- Born: 15 December 1887 Hőgyész, Kingdom of Hungary (today Hungary)
- Died: 6 November 1946 (aged 58) Trenčín, Czechoslovakia (today Slovakia)
- Known for: Painting
- Movement: Impressionism

= Jozef Teodor Mousson =

Jozef Teodor Mousson (/sk/; 15 December 1887 – 6 November 1946) was a Slovak Impressionist painter.
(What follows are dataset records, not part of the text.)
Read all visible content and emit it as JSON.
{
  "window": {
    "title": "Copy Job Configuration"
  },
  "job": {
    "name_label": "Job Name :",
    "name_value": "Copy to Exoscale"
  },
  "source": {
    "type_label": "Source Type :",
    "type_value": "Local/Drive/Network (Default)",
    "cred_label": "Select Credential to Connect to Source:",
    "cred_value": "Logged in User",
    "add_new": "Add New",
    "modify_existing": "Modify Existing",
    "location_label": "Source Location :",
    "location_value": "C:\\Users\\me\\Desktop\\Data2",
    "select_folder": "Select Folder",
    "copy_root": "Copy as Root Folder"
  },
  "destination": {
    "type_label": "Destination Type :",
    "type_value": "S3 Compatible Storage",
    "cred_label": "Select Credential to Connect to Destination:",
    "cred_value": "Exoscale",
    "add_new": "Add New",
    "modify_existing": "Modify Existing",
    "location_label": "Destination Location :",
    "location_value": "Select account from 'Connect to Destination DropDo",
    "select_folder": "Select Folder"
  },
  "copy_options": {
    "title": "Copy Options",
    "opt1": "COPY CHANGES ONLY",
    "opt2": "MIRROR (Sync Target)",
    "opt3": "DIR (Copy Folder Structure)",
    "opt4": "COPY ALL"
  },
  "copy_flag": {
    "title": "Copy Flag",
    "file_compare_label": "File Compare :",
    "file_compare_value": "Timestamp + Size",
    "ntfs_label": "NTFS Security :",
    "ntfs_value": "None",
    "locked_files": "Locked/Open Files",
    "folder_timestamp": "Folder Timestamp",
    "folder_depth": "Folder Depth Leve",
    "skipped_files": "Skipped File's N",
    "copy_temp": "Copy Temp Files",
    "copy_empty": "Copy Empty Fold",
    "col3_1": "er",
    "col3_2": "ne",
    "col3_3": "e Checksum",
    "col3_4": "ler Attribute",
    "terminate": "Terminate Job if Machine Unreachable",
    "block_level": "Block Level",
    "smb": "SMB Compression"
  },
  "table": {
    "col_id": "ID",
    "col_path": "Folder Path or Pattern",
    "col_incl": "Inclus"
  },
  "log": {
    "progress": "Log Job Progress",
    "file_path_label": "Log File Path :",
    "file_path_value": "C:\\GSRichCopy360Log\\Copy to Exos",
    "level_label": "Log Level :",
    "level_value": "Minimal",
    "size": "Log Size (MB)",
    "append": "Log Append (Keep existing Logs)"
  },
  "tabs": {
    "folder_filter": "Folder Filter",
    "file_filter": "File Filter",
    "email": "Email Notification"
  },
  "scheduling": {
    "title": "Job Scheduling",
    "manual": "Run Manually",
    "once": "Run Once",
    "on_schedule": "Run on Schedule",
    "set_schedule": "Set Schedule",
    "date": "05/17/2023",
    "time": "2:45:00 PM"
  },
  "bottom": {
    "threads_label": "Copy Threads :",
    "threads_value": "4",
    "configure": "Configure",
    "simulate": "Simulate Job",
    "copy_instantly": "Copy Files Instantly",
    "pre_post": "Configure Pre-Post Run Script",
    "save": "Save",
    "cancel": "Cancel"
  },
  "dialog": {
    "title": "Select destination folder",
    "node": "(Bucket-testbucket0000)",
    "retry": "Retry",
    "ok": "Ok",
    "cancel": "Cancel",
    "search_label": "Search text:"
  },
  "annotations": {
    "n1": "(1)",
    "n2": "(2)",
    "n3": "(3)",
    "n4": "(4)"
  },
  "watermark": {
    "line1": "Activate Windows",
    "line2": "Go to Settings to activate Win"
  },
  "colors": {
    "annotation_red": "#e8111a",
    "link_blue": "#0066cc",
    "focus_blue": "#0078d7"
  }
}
Born in a Hungarian village called Hőgyész to a family of a French origin, he moved to Michalovce, Slovakia in 1911, where he stayed for another 33 years. As a result, he is often referred to as "the painter of the Zemplín sun and people".

==Biography==
Jozef Teodor Mousson was born on 15 December 1887 in a village called Hőgyész which lies in today Hungary's Tolna County. In his vital records his family name is spelt as Moussong, i.e. with a letter g at the end. His father worked as a teacher and his mother was a housewife. It is said that their ancestors came to Hungary from the Alsace region. Between 1905 and 1909 Mousson studied at the Hungarian University of Fine Arts in Budapest. He married Irena Grundová in 1910 whom he met during a study trip at the Lake Balaton. Shortly after the marriage he got an offer to teach in Michalovce, Slovakia. In 1911 he moved to Michalovce, where he served as a teacher until 1919. That's when he started his career as a professional painter. In 1942 he suffered an intracerebral hemorrhage and the whole left part of his body became paralysed. In 1946 he moved to Bratislava due to his bad physical and psychic state and later to his son in Trenčín, where he died.